The first 24 hours after discovering a cyber incident are critical. What you do (and don't do) can determine whether you successfully contain the damage, preserve evidence, and recover effectively.

The Golden Rules

  1. Don't panic - Rushed decisions often make things worse
  2. Don't turn off computers - You'll lose evidence in memory
  3. Don't start deleting/cleaning - Preserve evidence first
  4. Document everything - Screenshots, notes, timestamps
  5. Isolate, don't destroy - Disconnect from network, but preserve systems

Hour 0-1: Discovery and Initial Containment

Stop the Bleeding

  • Disconnect affected systems from the network (unplug cables, disable WiFi)
  • Do NOT turn systems off - evidence in memory will be lost
  • If data is actively being stolen, disconnection is priority

Document What You See

  • Take screenshots of error messages, ransom notes, unusual screens
  • Note the exact time you discovered the incident
  • Write down what made you suspect something was wrong
  • Record which systems/users are affected

Alert Key People

  • IT/Security team (if you have one)
  • Management/decision makers
  • Do NOT announce publicly yet

Hour 1-4: Assessment

Determine Incident Type

Assess the Scope

  • How many systems are affected?
  • What data might be compromised?
  • Is the attack still active or contained?
  • Are backups intact and accessible?

Preserve Initial Evidence

  • Screenshot everything relevant
  • Note timestamps and affected systems
  • Don't delete logs or files

Hour 4-12: Containment and Evidence

Network Isolation

  • Segment affected systems from the rest of the network
  • Block suspicious external IP addresses at firewall
  • Disable compromised user accounts
  • Change critical passwords (but preserve old ones as evidence)
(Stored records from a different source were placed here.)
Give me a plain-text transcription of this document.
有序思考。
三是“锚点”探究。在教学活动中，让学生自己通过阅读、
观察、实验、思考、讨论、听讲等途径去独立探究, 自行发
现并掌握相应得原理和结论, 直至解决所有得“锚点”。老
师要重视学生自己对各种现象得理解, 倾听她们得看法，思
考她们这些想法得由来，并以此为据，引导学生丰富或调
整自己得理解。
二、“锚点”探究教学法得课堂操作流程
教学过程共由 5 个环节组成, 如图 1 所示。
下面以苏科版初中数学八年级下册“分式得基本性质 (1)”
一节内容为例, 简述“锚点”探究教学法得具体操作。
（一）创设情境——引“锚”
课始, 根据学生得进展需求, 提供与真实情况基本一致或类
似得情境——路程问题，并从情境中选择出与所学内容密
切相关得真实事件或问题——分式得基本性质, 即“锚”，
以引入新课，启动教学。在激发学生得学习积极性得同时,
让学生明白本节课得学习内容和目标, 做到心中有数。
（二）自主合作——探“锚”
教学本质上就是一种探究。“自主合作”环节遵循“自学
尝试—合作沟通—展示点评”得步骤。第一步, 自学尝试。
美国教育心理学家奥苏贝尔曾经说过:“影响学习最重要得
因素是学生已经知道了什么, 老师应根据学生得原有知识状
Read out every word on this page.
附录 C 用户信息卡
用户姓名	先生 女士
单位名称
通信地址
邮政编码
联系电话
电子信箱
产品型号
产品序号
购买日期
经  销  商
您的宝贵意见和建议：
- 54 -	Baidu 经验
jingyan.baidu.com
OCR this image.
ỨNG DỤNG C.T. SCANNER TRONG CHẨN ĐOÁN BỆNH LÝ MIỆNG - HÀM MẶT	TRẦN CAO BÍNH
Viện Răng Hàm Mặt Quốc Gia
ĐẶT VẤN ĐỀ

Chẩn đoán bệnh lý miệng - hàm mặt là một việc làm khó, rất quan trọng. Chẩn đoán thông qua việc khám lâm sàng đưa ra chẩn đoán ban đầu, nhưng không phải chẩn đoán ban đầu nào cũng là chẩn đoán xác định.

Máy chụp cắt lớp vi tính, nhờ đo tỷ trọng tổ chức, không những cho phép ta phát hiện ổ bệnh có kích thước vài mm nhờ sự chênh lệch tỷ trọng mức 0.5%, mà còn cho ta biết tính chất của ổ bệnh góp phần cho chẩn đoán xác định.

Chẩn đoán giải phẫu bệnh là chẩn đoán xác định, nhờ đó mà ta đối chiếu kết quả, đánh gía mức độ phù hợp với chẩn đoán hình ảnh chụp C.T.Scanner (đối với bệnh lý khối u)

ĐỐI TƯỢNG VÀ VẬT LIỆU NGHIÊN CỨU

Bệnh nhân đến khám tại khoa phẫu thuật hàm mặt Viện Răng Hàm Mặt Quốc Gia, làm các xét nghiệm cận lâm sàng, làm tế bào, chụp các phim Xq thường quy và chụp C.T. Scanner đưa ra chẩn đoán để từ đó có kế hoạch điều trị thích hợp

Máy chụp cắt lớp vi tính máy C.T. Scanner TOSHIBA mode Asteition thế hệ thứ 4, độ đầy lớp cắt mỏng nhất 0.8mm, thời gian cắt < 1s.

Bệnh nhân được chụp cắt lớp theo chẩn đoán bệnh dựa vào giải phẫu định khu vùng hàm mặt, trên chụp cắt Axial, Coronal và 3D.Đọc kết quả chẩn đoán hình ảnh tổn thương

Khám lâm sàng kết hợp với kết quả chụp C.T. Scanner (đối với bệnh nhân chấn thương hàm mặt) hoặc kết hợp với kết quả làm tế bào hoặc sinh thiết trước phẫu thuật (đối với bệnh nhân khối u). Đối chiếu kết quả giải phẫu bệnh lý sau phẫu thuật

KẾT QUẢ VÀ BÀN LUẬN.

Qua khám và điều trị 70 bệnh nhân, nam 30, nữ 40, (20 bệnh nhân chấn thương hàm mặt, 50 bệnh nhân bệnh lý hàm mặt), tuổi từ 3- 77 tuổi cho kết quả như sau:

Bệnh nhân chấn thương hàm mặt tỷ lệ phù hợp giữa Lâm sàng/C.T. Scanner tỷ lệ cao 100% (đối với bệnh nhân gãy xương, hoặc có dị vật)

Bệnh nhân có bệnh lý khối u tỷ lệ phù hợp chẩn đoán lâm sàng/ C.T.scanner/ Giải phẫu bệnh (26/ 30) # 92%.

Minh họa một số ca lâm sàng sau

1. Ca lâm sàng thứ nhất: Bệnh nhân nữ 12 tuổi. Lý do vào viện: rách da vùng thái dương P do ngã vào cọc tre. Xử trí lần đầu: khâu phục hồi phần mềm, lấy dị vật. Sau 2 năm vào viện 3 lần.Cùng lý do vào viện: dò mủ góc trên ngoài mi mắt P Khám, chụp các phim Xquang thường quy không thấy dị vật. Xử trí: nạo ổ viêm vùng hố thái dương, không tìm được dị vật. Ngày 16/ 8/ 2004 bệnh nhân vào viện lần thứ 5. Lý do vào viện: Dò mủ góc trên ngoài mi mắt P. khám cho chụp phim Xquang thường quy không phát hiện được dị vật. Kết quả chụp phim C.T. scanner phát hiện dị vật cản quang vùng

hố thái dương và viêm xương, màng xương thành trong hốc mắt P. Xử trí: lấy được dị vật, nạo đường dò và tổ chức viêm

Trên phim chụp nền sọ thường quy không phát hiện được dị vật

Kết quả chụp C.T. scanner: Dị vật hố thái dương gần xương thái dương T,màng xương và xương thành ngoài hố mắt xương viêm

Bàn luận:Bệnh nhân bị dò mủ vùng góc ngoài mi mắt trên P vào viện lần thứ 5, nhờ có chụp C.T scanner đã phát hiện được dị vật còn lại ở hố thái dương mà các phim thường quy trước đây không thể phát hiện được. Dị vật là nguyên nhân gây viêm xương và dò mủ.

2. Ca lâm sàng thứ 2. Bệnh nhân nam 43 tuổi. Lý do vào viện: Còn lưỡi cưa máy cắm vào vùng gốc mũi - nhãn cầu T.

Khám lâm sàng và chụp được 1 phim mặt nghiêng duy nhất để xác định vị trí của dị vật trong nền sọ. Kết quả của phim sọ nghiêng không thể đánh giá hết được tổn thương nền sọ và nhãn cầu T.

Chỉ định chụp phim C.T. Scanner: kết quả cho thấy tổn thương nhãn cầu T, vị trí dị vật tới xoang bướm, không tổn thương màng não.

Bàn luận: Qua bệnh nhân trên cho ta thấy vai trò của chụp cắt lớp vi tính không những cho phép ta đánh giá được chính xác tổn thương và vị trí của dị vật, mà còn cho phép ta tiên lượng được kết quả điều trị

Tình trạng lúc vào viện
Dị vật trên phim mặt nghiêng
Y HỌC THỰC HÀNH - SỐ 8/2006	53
Evidence Preservation Priority

  1. Memory (RAM) - Most volatile, capture first if possible
  2. Network connections - Current state, what's connected
  3. Running processes - What's executing
  4. Logs - System, application, network logs
  5. Disk - Files, timestamps, deleted items

If You Have IT Resources

  • Capture memory dumps from affected systems
  • Export relevant logs before they rotate
  • Create forensic images if possible
  • Document network traffic patterns

Hour 12-24: Planning and Communication

Develop Response Plan

  • What are the immediate priorities?
  • Who needs to be involved?
  • What resources do you need?
  • What's the recovery timeline?

Notification Decisions

Consider who needs to be notified: - CERT-SE - For significant incidents: cert.se - IMY - For personal data breaches (72-hour rule): imy.se - Police - For criminal activity - Insurance - If you have cyber coverage - Affected individuals - If high risk to them - Customers/partners - As appropriate

Communication Guidelines

  • Designate a single spokesperson
  • Stick to facts, don't speculate
  • Document all external communications
  • Consider legal review before public statements

What NOT to Do

Preserve Evidence - Don't:

  • Turn off computers (lose memory evidence)
  • Delete suspicious files (they're evidence)
  • Reinstall systems (before imaging)
  • Run "cleanup" tools (destroys evidence)
  • Post details on social media

Avoid These Mistakes:

  • Paying ransoms immediately (check for free decryption first)
  • Announcing breach publicly before understanding scope
  • Blaming employees publicly
  • Ignoring the incident hoping it goes away
  • Trying to negotiate with attackers without expertise

Checklist: First 24 Hours

Immediate (0-1 hour)

  • [ ] Isolate affected systems (unplug network, don't turn off)
  • [ ] Document what you see (screenshots, notes)
  • [ ] Alert IT/security team
  • [ ] Alert management

Assessment (1-4 hours)

  • [ ] Identify incident type
  • [ ] Determine scope (systems, data, users affected)
  • [ ] Check if attack is ongoing
  • [ ] Verify backup status

Containment (4-12 hours)

  • [ ] Network segmentation in place
  • [ ] Compromised accounts disabled
  • [ ] Critical passwords changed
  • [ ] Initial evidence preserved

Planning (12-24 hours)

  • [ ] Response team assembled
  • [ ] Notification requirements identified
  • [ ] Recovery priorities defined
  • [ ] External help engaged if needed

When to Seek External Help

Consider getting professional help if: - The attack is sophisticated or ongoing - Critical systems or sensitive data are involved - You lack internal forensics capability - Legal or regulatory implications are significant - Insurance claim requires professional documentation

Free Help

  • HackAid - For Swedish organizations: Apply here
  • CERT-SE - National coordination: cert.se

Commercial Help

  • Incident response firms (Truesec, etc.)
  • Your cyber insurance provider's response team
  • Legal counsel with cyber experience

Guides & Documentation

CISA Incident Response Playbook

NIST Incident Handling Guide

SANS Incident Handler's Handbook


Remember: The goal in the first 24 hours is containment and evidence preservation, not complete recovery. Take your time to do it right.